Almost without exception, when someone says "the S&P 500 returned X% over this period," they mean price-only. That's the convention in casual conversation and most news.
But the portfolio they're showing you returns are total return numbers. The portfolio collected dividends. Those dividends got reinvested or paid out. Either way, they're in the performance figure.
So the comparison goes like this:
- Portfolio: 12% per year (total return, includes dividends)
- "S&P 500": 8% per year (price return, excludes dividends)
- "Outperformance": 4% per year
The actual fair comparison is:
- Portfolio: 12% per year
- S&P 500 Total Return: 10% per year
- Outperformance: 2% per year
The marketed outperformance number is twice the real outperformance.

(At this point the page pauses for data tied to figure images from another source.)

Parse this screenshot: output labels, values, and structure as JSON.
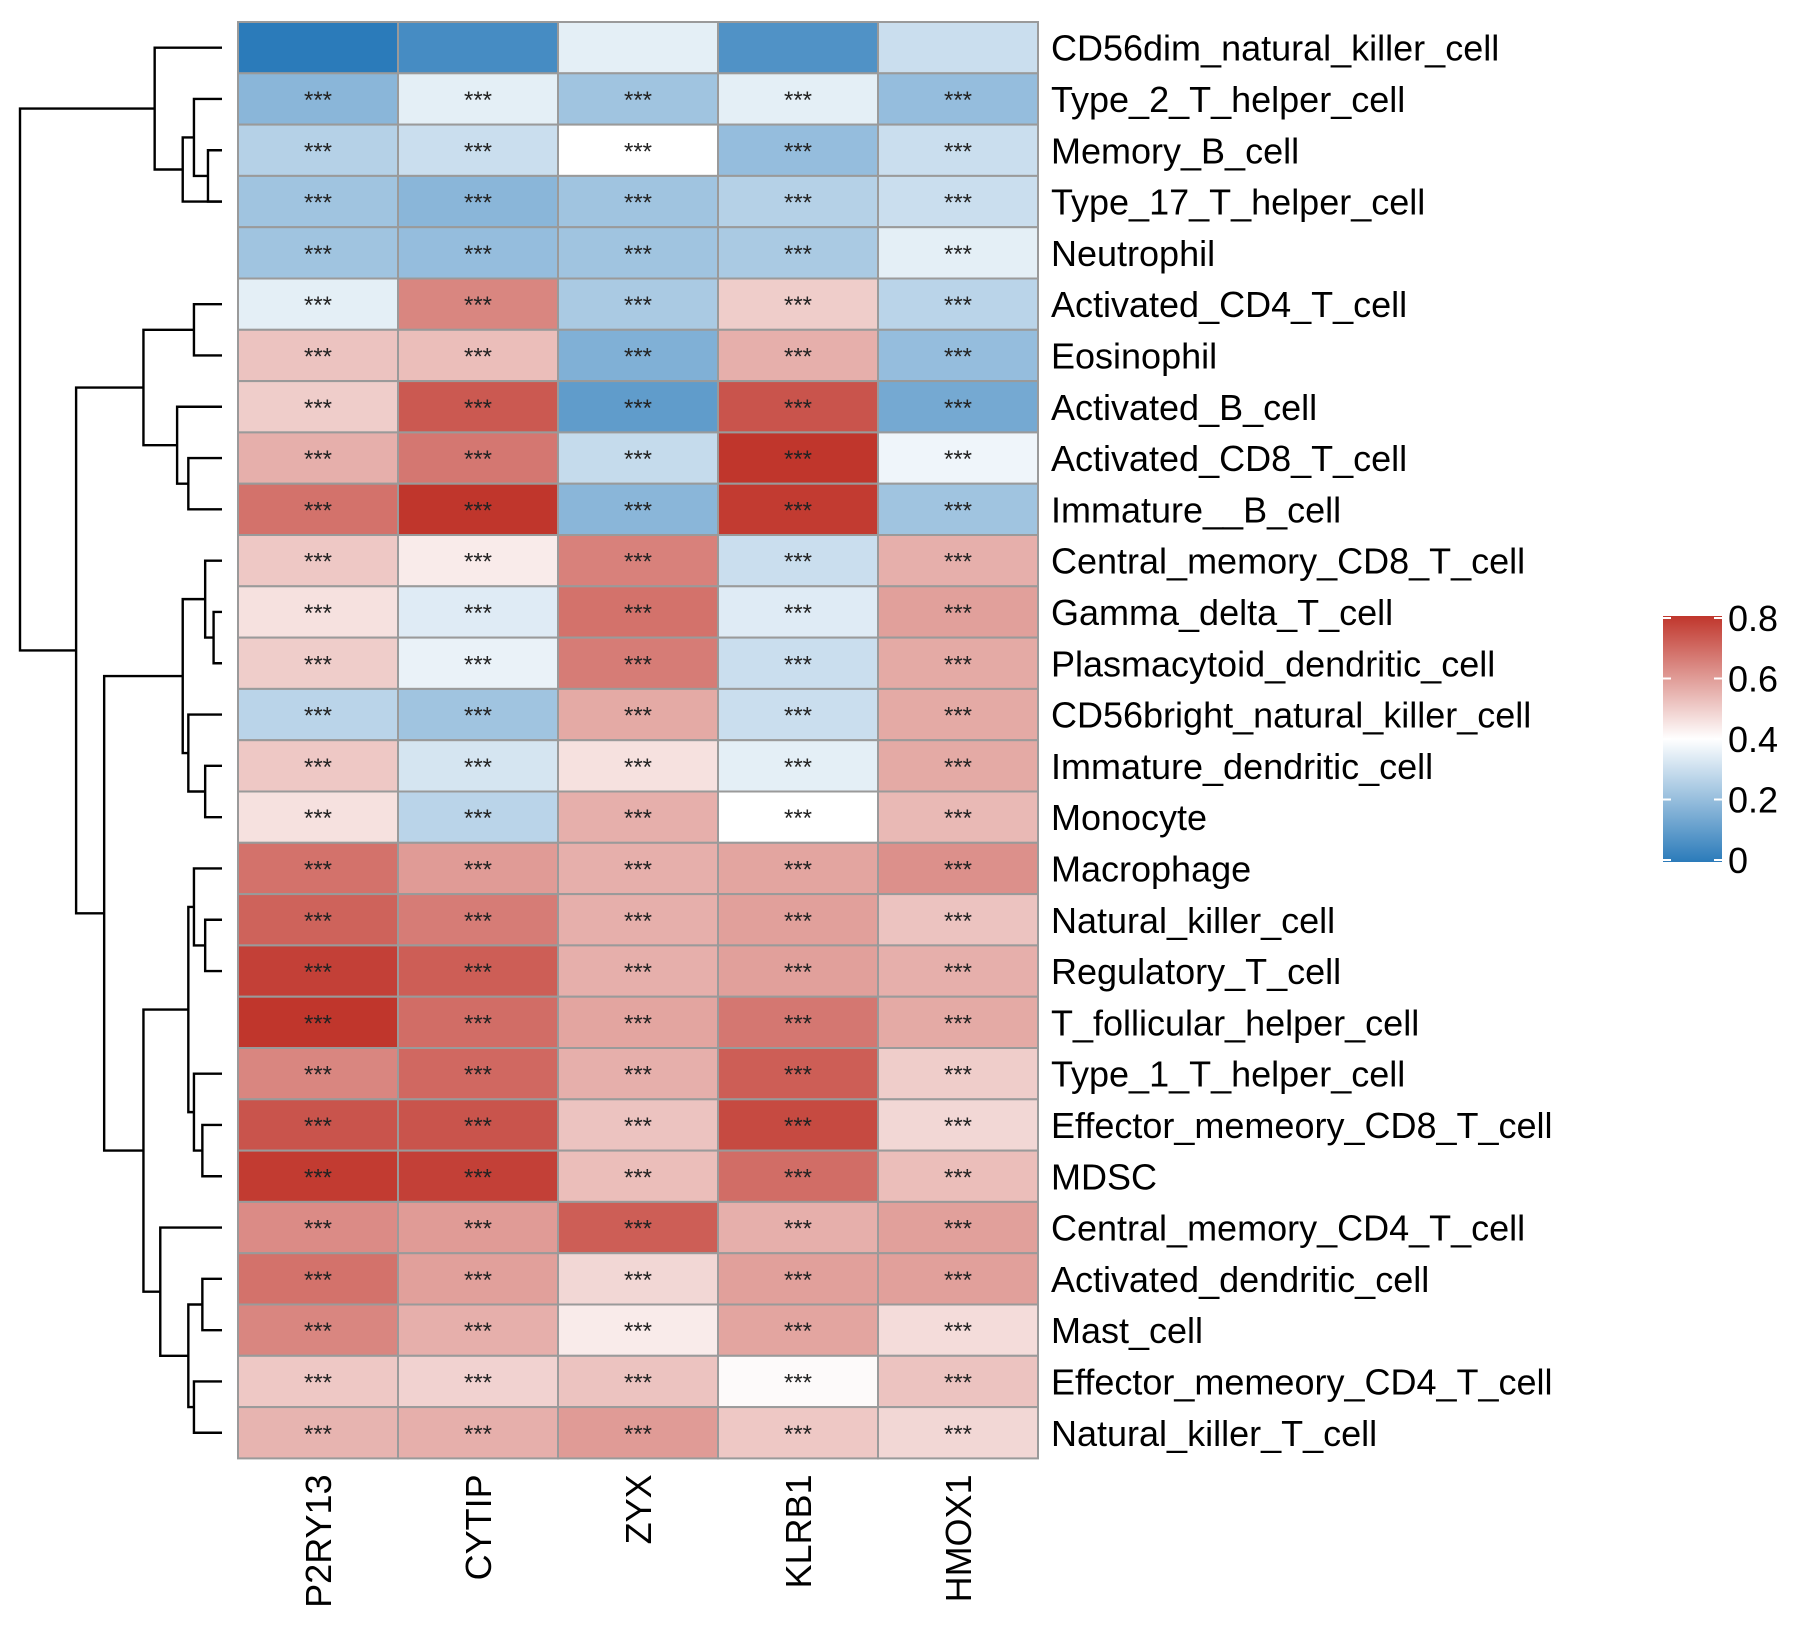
{
  "chart_data": {
    "type": "heatmap",
    "title": "",
    "xlabel": "",
    "ylabel": "",
    "columns": [
      "P2RY13",
      "CYTIP",
      "ZYX",
      "KLRB1",
      "HMOX1"
    ],
    "rows": [
      "CD56dim_natural_killer_cell",
      "Type_2_T_helper_cell",
      "Memory_B_cell",
      "Type_17_T_helper_cell",
      "Neutrophil",
      "Activated_CD4_T_cell",
      "Eosinophil",
      "Activated_B_cell",
      "Activated_CD8_T_cell",
      "Immature__B_cell",
      "Central_memory_CD8_T_cell",
      "Gamma_delta_T_cell",
      "Plasmacytoid_dendritic_cell",
      "CD56bright_natural_killer_cell",
      "Immature_dendritic_cell",
      "Monocyte",
      "Macrophage",
      "Natural_killer_cell",
      "Regulatory_T_cell",
      "T_follicular_helper_cell",
      "Type_1_T_helper_cell",
      "Effector_memeory_CD8_T_cell",
      "MDSC",
      "Central_memory_CD4_T_cell",
      "Activated_dendritic_cell",
      "Mast_cell",
      "Effector_memeory_CD4_T_cell",
      "Natural_killer_T_cell"
    ],
    "values": [
      [
        0.0,
        0.05,
        0.35,
        0.07,
        0.3
      ],
      [
        0.18,
        0.35,
        0.22,
        0.35,
        0.2
      ],
      [
        0.26,
        0.3,
        0.4,
        0.2,
        0.3
      ],
      [
        0.22,
        0.18,
        0.22,
        0.26,
        0.3
      ],
      [
        0.22,
        0.2,
        0.22,
        0.24,
        0.35
      ],
      [
        0.35,
        0.64,
        0.24,
        0.5,
        0.27
      ],
      [
        0.52,
        0.53,
        0.16,
        0.56,
        0.2
      ],
      [
        0.5,
        0.73,
        0.1,
        0.74,
        0.14
      ],
      [
        0.56,
        0.67,
        0.29,
        0.8,
        0.37
      ],
      [
        0.68,
        0.84,
        0.18,
        0.79,
        0.22
      ],
      [
        0.51,
        0.44,
        0.65,
        0.3,
        0.56
      ],
      [
        0.46,
        0.34,
        0.68,
        0.34,
        0.59
      ],
      [
        0.5,
        0.36,
        0.66,
        0.3,
        0.57
      ],
      [
        0.27,
        0.22,
        0.57,
        0.3,
        0.57
      ],
      [
        0.51,
        0.32,
        0.46,
        0.35,
        0.57
      ],
      [
        0.46,
        0.27,
        0.56,
        0.4,
        0.54
      ],
      [
        0.68,
        0.6,
        0.56,
        0.58,
        0.62
      ],
      [
        0.71,
        0.66,
        0.56,
        0.59,
        0.52
      ],
      [
        0.78,
        0.72,
        0.56,
        0.59,
        0.56
      ],
      [
        0.8,
        0.69,
        0.58,
        0.67,
        0.57
      ],
      [
        0.64,
        0.7,
        0.56,
        0.72,
        0.5
      ],
      [
        0.74,
        0.74,
        0.52,
        0.76,
        0.48
      ],
      [
        0.79,
        0.78,
        0.53,
        0.69,
        0.53
      ],
      [
        0.63,
        0.6,
        0.72,
        0.56,
        0.59
      ],
      [
        0.68,
        0.59,
        0.48,
        0.59,
        0.59
      ],
      [
        0.64,
        0.56,
        0.44,
        0.58,
        0.47
      ],
      [
        0.51,
        0.49,
        0.52,
        0.41,
        0.52
      ],
      [
        0.55,
        0.56,
        0.6,
        0.51,
        0.48
      ]
    ],
    "annotations": [
      [
        "",
        "",
        "",
        "",
        ""
      ],
      [
        "***",
        "***",
        "***",
        "***",
        "***"
      ],
      [
        "***",
        "***",
        "***",
        "***",
        "***"
      ],
      [
        "***",
        "***",
        "***",
        "***",
        "***"
      ],
      [
        "***",
        "***",
        "***",
        "***",
        "***"
      ],
      [
        "***",
        "***",
        "***",
        "***",
        "***"
      ],
      [
        "***",
        "***",
        "***",
        "***",
        "***"
      ],
      [
        "***",
        "***",
        "***",
        "***",
        "***"
      ],
      [
        "***",
        "***",
        "***",
        "***",
        "***"
      ],
      [
        "***",
        "***",
        "***",
        "***",
        "***"
      ],
      [
        "***",
        "***",
        "***",
        "***",
        "***"
      ],
      [
        "***",
        "***",
        "***",
        "***",
        "***"
      ],
      [
        "***",
        "***",
        "***",
        "***",
        "***"
      ],
      [
        "***",
        "***",
        "***",
        "***",
        "***"
      ],
      [
        "***",
        "***",
        "***",
        "***",
        "***"
      ],
      [
        "***",
        "***",
        "***",
        "***",
        "***"
      ],
      [
        "***",
        "***",
        "***",
        "***",
        "***"
      ],
      [
        "***",
        "***",
        "***",
        "***",
        "***"
      ],
      [
        "***",
        "***",
        "***",
        "***",
        "***"
      ],
      [
        "***",
        "***",
        "***",
        "***",
        "***"
      ],
      [
        "***",
        "***",
        "***",
        "***",
        "***"
      ],
      [
        "***",
        "***",
        "***",
        "***",
        "***"
      ],
      [
        "***",
        "***",
        "***",
        "***",
        "***"
      ],
      [
        "***",
        "***",
        "***",
        "***",
        "***"
      ],
      [
        "***",
        "***",
        "***",
        "***",
        "***"
      ],
      [
        "***",
        "***",
        "***",
        "***",
        "***"
      ],
      [
        "***",
        "***",
        "***",
        "***",
        "***"
      ],
      [
        "***",
        "***",
        "***",
        "***",
        "***"
      ]
    ],
    "color_scale": {
      "min": 0,
      "max": 0.8,
      "stops": [
        "#2b7bba",
        "#ffffff",
        "#c0362c"
      ],
      "ticks": [
        0,
        0.2,
        0.4,
        0.6,
        0.8
      ],
      "tick_labels": [
        "0",
        "0.2",
        "0.4",
        "0.6",
        "0.8"
      ]
    },
    "legend": "right",
    "cell_border_color": "#9a9a9a",
    "dendrogram": {
      "orientation": "left",
      "merges": [
        [
          2,
          3,
          0.05
        ],
        [
          1,
          2,
          0.1
        ],
        [
          1,
          3,
          0.14
        ],
        [
          0,
          1,
          0.24
        ],
        [
          5,
          6,
          0.1
        ],
        [
          8,
          9,
          0.12
        ],
        [
          7,
          8,
          0.16
        ],
        [
          5,
          7,
          0.28
        ],
        [
          11,
          12,
          0.03
        ],
        [
          10,
          11,
          0.06
        ],
        [
          14,
          15,
          0.06
        ],
        [
          13,
          14,
          0.12
        ],
        [
          10,
          13,
          0.14
        ],
        [
          17,
          18,
          0.06
        ],
        [
          16,
          17,
          0.1
        ],
        [
          21,
          22,
          0.07
        ],
        [
          20,
          21,
          0.1
        ],
        [
          16,
          20,
          0.12
        ],
        [
          24,
          25,
          0.07
        ],
        [
          26,
          27,
          0.1
        ],
        [
          24,
          26,
          0.12
        ],
        [
          23,
          24,
          0.22
        ],
        [
          16,
          23,
          0.28
        ],
        [
          10,
          16,
          0.42
        ],
        [
          5,
          10,
          0.52
        ],
        [
          0,
          5,
          0.72
        ]
      ],
      "max_height": 0.72
    }
  }
}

Multiply that by 25 years of compounding and the apparent value of the strategy is wildly inflated.
This isn't a marketing accident. It's a deliberate convention that flatters active managers. Anyone selling investment products knows the convention. Most retail investors don't, which is the whole point of the convention.
How to spot the trick
When evaluating any portfolio's performance against a benchmark, look for two phrases:
"S&P 500 Total Return" or "S&P 500 TR" in the fine print. This is the honest comparison. The benchmark includes dividends.
"S&P 500" with no modifier. This is the price-only version. Comparing your portfolio's total return to this is a 1.5% to 2% per year inflation of your apparent outperformance.
If a portfolio's marketing materials say things like "we beat the S&P 500 by 4% per year," ask which version of the S&P 500. If they can't tell you, or if they say "the S&P 500" as if there's only one version, you're looking at the inflated comparison.
The same trick applies to any benchmark. The Russell 2000, the MSCI EAFE, the Nasdaq Composite: all of these have price and total return versions. Always confirm which one is being used in the comparison.
Why we use S&P 500 Total Return
Every Advising Alpha portfolio is benchmarked to the S&P 500 Total Return. We've been explicit about this from the start. The reason is simple: we're not interested in flattering our outperformance. We want our members to see the honest comparison.
This means our published outperformance numbers are smaller than they would be against a price-only benchmark. Core 20's 25-year outperformance over the S&P 500 TR is meaningful but not enormous. If we were comparing against price-only S&P 500, the numbers would look 1.5% to 2% better per year, which compounds into double the apparent dollar advantage. We don't do that. We compare against total return because that's the math that matters to our members' actual outcomes.
This is also why we cite "$10,000 invested in 2001 grows to $X" type numbers using total return for both the portfolio and the benchmark. If the benchmark is price-only and the portfolio is total return, the dollar comparison is misleading. The honest comparison uses the same convention on both sides.
The bottom line
Total return is the measure of investment performance that includes dividends. Price return excludes them. The gap for U.S. stocks is roughly 1.5% to 2% per year. Compounded over 25 years, that's the difference between $10,000 growing to $68,000 (price-only S&P 500) or $108,000 (total return S&P 500).
The most common dishonest comparison in retail investing is portfolio total return vs. benchmark price return. This inflates apparent outperformance. Every reputable performance comparison uses total return on both sides.
Whenever you're evaluating any investment performance comparison, look for the words "Total Return" or "TR" in the benchmark. If they're missing, the comparison is probably less impressive than it looks. If you're comparing your own portfolio's returns to a benchmark, make sure you're comparing apples to apples.
The 1.5% per year gap between price and total return seems small. Over a career it's the difference between average wealth and significantly more wealth. That's how compounding works. The small details matter more than the headline.